Itulah kenapa di masa lalu, jauh beda dengan hari ini, hukuman mati seringkali menjadi sebuah pertunjukan. Ia merupakan bagian dari unjuk kekuatan para pengusa guna menegakkan order yang mapan. Pada masa yang telah lewat itu, sebuah tatanan seringkali ditegakkan dengan pertunjukan kekuatan serta kekuasaan secara nyata dan kadang berlebihan. Laku menghukum mati dengan cara dipertontonkan di muka banyak orang jelas bagian dari usaha tersebut—suatu ikhtiar yang jika diukur dengan sistem nilai zaman ini mungkin terlihat sebagai sebentuk tindakan yang keji.
Tapi seperti terlihat dari kisah hukum gantung di London abad 19, seringkali efek jera tak timbul, bahkan setelah orang-orang menyaksikan kematian para penjahat secara tragis.
***
Terkadang, hukuman mati juga bukan sesuatu yang bisa membikin gentar para terdakwa yang akan menemuinya.
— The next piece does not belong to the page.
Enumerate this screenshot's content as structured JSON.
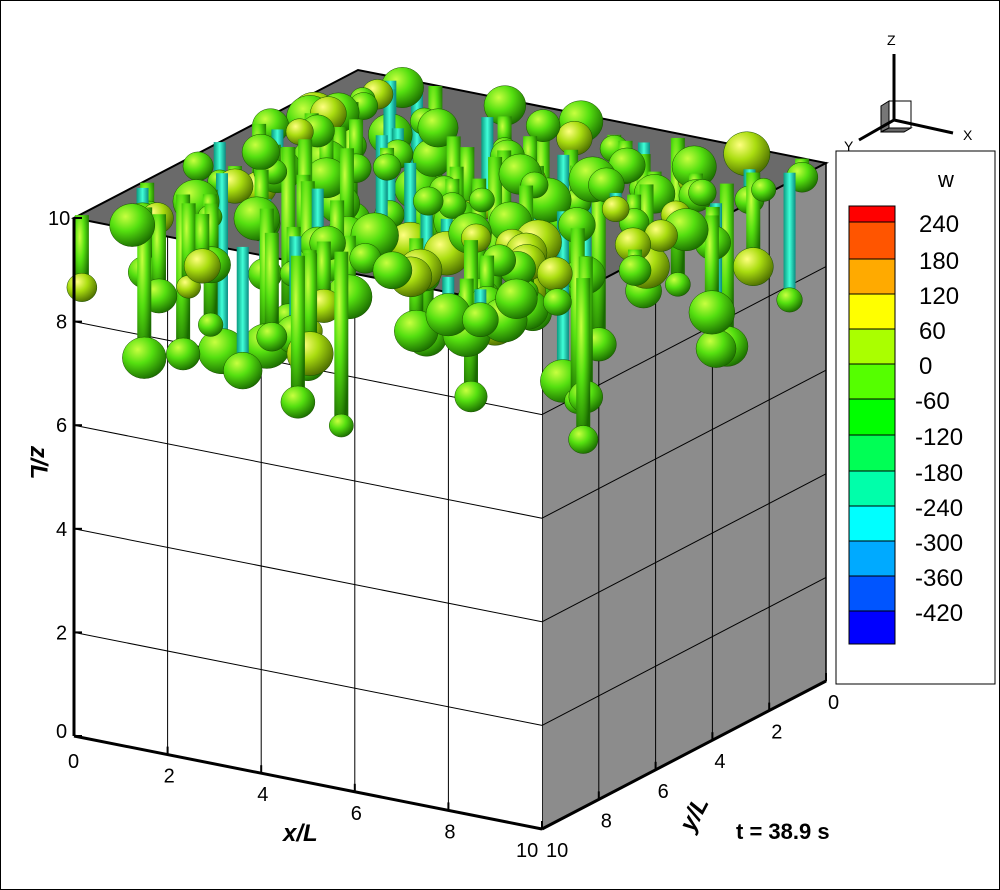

Bagi Henky Tupanwael, eksekusi mati sama sekali tak membuatnya hendak bertaubat. Pada tahun 1980, 16 tahun setelah ia divonis mati, Henky dieksekusi. Eksekusi dilakukan setelah pada sebuah pagi tahun itu ia menerima kabar bahwa permohonan grasinya ditolak presiden. Sebelum ditembak, dalam sebuah pertemuan, ayahnya meminta Henky sama-sama berdoa untuk terakhir kalinya. Tapi Henky menampik.
“Bila orang mencapai surga dengan kebaikan, biarlah saya mencapai dengan jalan kejahatan,” katanya. Kita bisa menganggap kalimat ini sebagai sebuah kesombongan, suatu kengawuran dari orang yang putus asa karena nafasnya tinggal sejengkal, atau apapun. Tapi itulah kenyataannya. Bahkan, seorang pendeta yang telah mendampingi Henky selama dua tahun tak ia perkenankan hadir dalam hukuman yang merenggut nyawanya itu.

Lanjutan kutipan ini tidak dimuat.